With nearly 70,000 students on its downtown campus alone, U of T has endless food options to serve students as they run from class to class during the week. While students often frequent places like The Arbor Room, Café Reznikoff, and Ned’s Café to grab a bite to eat or sit with friends, there are also other cafés — ones run by students — that offer cheap food and community-building events for students. 

The Varsity spoke to the students who run Caffiends and Hard Hat Café — two on-campus cafés — about what goes on behind the scenes of running a café and what they offer to hungry people on campus. 


Nestled on the first floor in the northwest corner of Old Vic at the Victoria College campus, Caffiends has been around for the last 12 years. It’s open from 9:00 am to 5:00 pm, Monday through Friday, during the school year. The café is run by a team of two co-managers, 15 executives, and over 150 student volunteers. 

At Caffiends, students can find a coffee for just $1.50 or a medium matcha latte for only $4.50. All drinks are served in donated mugs to prevent the waste of takeout cups. Caffiends focuses on sustainability when sourcing its products. It also previously served exclusively vegan food options for years. However, it recently got a new supplier for food items and now has non-vegan food options like croissants, white cheddar chive scones, and cookies. These food options are around two dollars. 

Students often ask how Caffiends can sell its products for so cheap. Elaine Lee, one of the current co-managers, gave some hints in an interview with The Varsity.

Since Caffiends is volunteer-run, Lee said, it has minimal labour costs and little overhead. It’s located in Victoria College, so the café does not have to pay rent. Since Caffiends’ overhead costs are low and it does not aim to make a surplus, menu item prices have very small mark ups — which is perfect for students. 

Every semester, Caffiends runs a fundraiser for a charity organization that the executive team picks. For the fundraiser, the café’s sustainability co-directors put together specialty drinks, the proceeds for which go toward the selected organization. This semester, the proceeds go toward the Canadian Centre for Refugee and Immigrant Healthcare. 
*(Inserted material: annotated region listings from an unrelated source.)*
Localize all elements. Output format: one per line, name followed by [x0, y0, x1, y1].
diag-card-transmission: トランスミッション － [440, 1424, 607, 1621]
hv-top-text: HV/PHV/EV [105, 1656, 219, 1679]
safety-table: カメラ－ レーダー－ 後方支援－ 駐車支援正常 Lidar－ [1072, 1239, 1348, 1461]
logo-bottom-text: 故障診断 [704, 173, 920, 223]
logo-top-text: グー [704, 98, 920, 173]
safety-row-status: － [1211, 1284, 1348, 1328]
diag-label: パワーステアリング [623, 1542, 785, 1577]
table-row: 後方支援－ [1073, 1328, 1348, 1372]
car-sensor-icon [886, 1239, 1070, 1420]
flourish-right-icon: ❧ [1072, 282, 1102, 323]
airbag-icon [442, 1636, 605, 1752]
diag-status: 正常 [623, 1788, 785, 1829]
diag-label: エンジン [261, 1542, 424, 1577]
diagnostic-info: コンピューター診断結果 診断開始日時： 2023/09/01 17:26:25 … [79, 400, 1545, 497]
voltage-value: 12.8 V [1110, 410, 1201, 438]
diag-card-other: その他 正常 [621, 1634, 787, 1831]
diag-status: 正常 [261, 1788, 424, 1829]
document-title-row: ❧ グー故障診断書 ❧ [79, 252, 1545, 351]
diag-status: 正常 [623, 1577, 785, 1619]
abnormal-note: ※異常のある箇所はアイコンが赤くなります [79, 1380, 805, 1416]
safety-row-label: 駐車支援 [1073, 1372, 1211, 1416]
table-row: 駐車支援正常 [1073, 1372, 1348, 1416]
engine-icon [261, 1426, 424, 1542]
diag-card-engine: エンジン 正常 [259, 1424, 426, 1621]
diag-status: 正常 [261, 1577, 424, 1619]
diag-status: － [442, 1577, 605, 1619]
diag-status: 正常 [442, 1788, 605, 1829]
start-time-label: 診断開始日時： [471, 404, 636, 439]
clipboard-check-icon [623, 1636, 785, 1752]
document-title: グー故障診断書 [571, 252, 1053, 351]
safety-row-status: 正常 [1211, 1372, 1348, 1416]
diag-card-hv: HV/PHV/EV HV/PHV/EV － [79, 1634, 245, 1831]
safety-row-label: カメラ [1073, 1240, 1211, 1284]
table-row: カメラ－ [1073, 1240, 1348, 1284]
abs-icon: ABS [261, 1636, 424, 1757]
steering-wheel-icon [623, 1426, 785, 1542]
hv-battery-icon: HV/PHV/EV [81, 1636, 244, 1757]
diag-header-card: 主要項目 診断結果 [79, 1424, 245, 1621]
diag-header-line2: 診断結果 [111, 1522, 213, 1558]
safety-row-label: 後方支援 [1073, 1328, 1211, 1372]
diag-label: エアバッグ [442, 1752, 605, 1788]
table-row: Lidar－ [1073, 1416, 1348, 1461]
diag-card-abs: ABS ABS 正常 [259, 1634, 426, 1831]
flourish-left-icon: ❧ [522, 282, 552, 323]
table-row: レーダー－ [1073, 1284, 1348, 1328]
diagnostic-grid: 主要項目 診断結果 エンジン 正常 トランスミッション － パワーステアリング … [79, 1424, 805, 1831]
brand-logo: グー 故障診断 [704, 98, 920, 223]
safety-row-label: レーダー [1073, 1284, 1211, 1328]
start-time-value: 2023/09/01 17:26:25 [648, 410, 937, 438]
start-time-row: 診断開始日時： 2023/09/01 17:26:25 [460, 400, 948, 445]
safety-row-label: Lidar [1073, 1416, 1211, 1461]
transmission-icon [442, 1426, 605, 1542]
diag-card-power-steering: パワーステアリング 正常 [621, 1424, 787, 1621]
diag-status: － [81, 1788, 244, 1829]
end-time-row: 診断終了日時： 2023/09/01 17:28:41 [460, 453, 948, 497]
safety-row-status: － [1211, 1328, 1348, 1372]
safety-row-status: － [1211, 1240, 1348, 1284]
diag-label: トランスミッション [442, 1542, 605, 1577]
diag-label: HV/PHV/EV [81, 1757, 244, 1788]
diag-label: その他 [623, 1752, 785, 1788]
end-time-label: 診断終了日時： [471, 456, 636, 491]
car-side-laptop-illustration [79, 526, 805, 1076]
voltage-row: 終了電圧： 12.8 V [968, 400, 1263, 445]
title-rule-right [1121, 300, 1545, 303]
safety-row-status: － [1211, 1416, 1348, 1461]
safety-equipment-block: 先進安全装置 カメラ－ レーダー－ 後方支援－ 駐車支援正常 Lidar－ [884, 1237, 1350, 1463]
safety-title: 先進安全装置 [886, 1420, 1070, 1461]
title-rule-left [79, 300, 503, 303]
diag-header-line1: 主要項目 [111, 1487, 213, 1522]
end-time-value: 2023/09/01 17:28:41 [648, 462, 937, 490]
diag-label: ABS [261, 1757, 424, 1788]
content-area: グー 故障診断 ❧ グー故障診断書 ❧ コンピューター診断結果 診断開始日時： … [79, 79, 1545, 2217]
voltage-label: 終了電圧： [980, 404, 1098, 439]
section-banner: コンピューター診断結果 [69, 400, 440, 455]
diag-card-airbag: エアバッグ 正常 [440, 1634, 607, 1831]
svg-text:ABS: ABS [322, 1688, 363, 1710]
Caffiends’ executives also organize different events in the space throughout the semester for volunteers and community members to enjoy. This past semester, they had a crafts night and an origami social. 

Additionally, cafés are just a charming space to hang out. Caffiends has several seating options, including a cozy couch and two tables, perfect for studying or hanging out with friends while sipping a warm, affordable cup of tea. 

Lee thinks Caffiends is an excellent social space: people often run into acquaintances, and there is a significant internal community within the café. She also told The Varsity the café aims to keep the barrier to volunteering as low as possible so it’s accessible to students. 

To volunteer, students just have to follow Caffiends on Instagram and fill out the Google form it releases before the start of each semester. 

Hard Hat Café

Just a little southwest of Vic, student-run Hard Hat Café sits in the basement of the Sandford Fleming building, in the ‘pit’ — a space in the basement of Sandford Fleming where engineering students often hang out. Run by two co-managers and 12–14 cashiers, Hard Hat offers a variety of drinks, snacks, and quick bites. 

The two co-managers for the 2023–2024 school year — Kelvin Lo and Edlyn Li — spoke with The Varsity about what goes into running an on-campus convenience store. 

They start the store’s planning process in the summer when they develop strategies for sales or select new products they want to introduce. They then hire cashiers to staff the store and form an executive team who help with finances and planning for special events. Afterwards, they ensure the store is stocked during the year and prepare student events. This year, they held a spicy noodle eating contest that Lo said was very popular. 

Additionally, this year, they expanded the quick bites they serve by introducing air-fried chicken nuggets and hash browns. They also started a Vietnamese sandwich delivery team, which Li said has been very popular. They began delivering sandwiches last semester as a pilot program. Li would pick up the sandwiches twice a week from a shop on Spadina and Dundas called 源香 Banh Mi Nguyen Huong and deliver them to Hard Hat Café where students can then purchase them. When the managers found it was successful, they created a new team especially for delivering the sandwiches, and now offer them daily. 

Lo first got involved at Hard Hat in his second year. He was a commuter student and found that most clubs and student groups operated at night when he had to commute. Hard Hat was one of the few things he could get involved in because it was open during the daytime. 

By the end of his second year, he said that he “really [liked] the overall vision of it, of providing affordable and quality foods.” However, he felt he had some ideas to improve Hard Hat, prompting him to apply as a co-manager. 

Li became one of the co-managers this year after a member of U of T’s Engineering Society (EngSoc) asked her to apply. As Hard Hat was a place she had often frequented during her first two years of university, she said that she found the whole process of running a store “really neat.”

EngSoc funds the café. At the beginning of the year, the co-managers put together a budget for Hard Hat, which EngSoc then approves. The budget includes labour costs, stock, and supplies for events they want to run throughout the year. 

At the end of the academic year, Hard Hat runs a sale with progressively increasing discounts before the summer comes, so you should stop by and check it out to get some cheap drinks and snacks!